As Seagen prepares for its takeover by Pfizer, the company’s Astellas-partnered cancer drug Padcev has chalked up a key trial win—in combination with Merck's Keytruda—in previously untreated metastatic bladder cancer.

In the study, Seagen and Astellas’ antibody-drug conjugate Padcev and Merck’s PD-1 superstar Keytruda scored on both overall survival and progression-free survival compared with chemotherapy. An independent data monitoring committee found that the combo’s life extension benefit surpassed the pre-specified efficacy boundary at an interim analysis, the companies said in a Friday release.

The results could open the combo up to patients who are eligible for platinum-based chemotherapies cisplatin or carboplatin, regardless of their PD-L1 status.

“This study has the potential to be practice changing and offer a new standard of care for first-line metastatic bladder cancer,” Seagen’s R&D head Roger Dansey, M.D., said in the release. “We look forward to presenting the results at an upcoming medical conference and discussing with regulators in order to get this medicine to patients as soon as possible.”

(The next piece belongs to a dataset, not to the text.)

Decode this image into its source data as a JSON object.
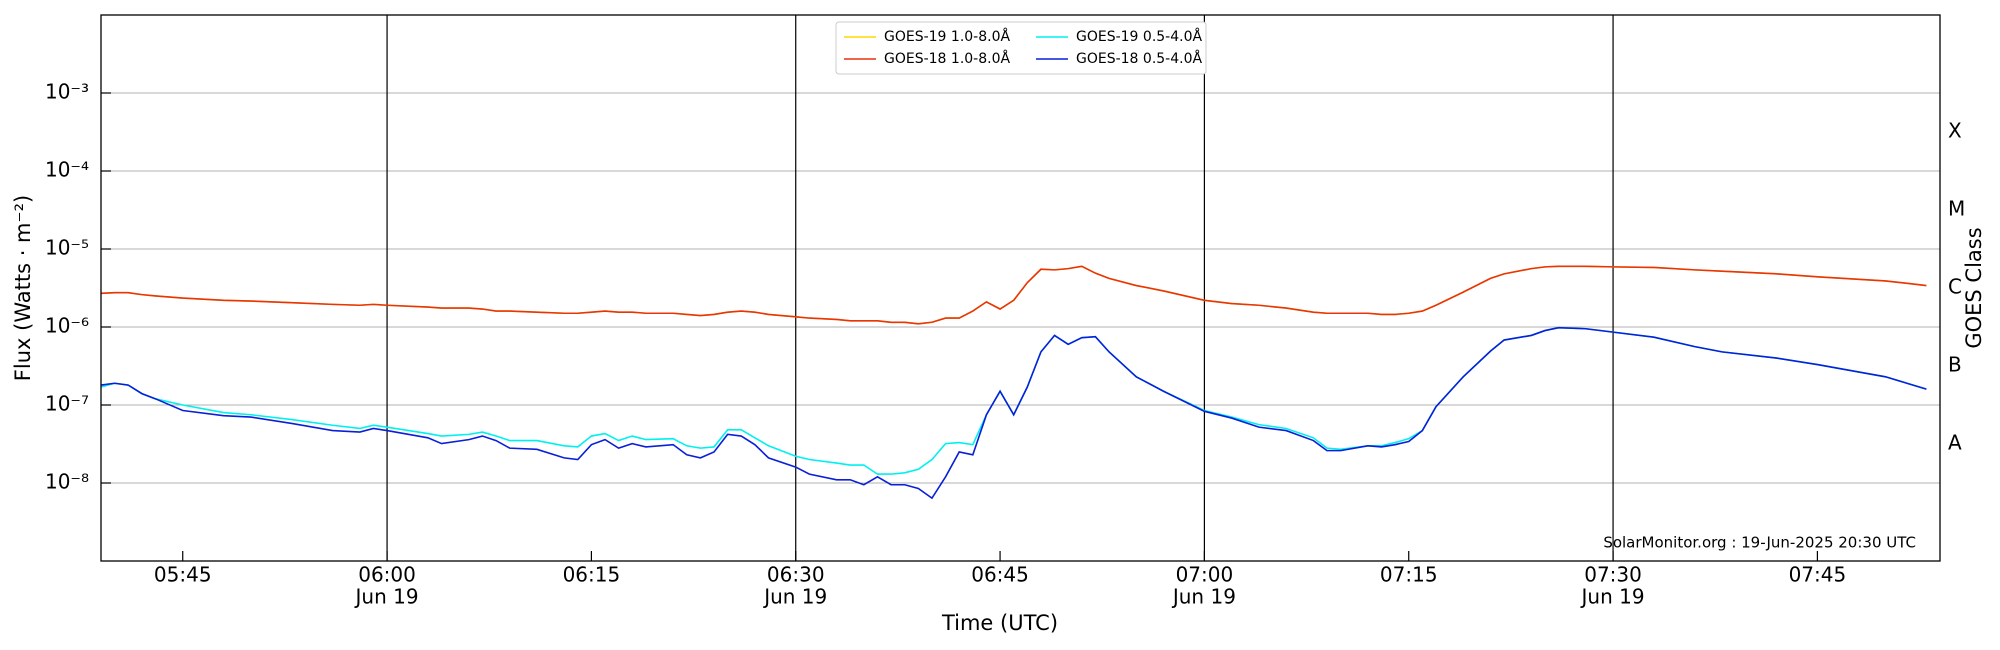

The combo in April won an FDA accelerated approval to treat first-line platinum-ineligible patients. Inclusion of the cisplatin-eligible population could nearly double the addressable market for Padcev to over $5 billion worldwide, William Blair analysts wrote in a Friday note to clients.

Furthermore, the analysts expect “rapid adoption” by physicians upon potential approval.

The results present an opportunity for Pfizer, too, as the Federal Trade Commission continues its review of the company's $43 billion buyout of Seagen. The pair expects to close the transaction by late 2023 or early 2024, Seagen said in a July filing.

Padcev scored its full approval in 2021 after an initial conditional approval for the same population as a third-line therapy in patients who already received platinum-based chemotherapy and a PD-1/PD-L1 checkpoint inhibitor.

At the same time, it also moved into second-line treatment for adults who are ineligible for cisplatin-based chemotherapy.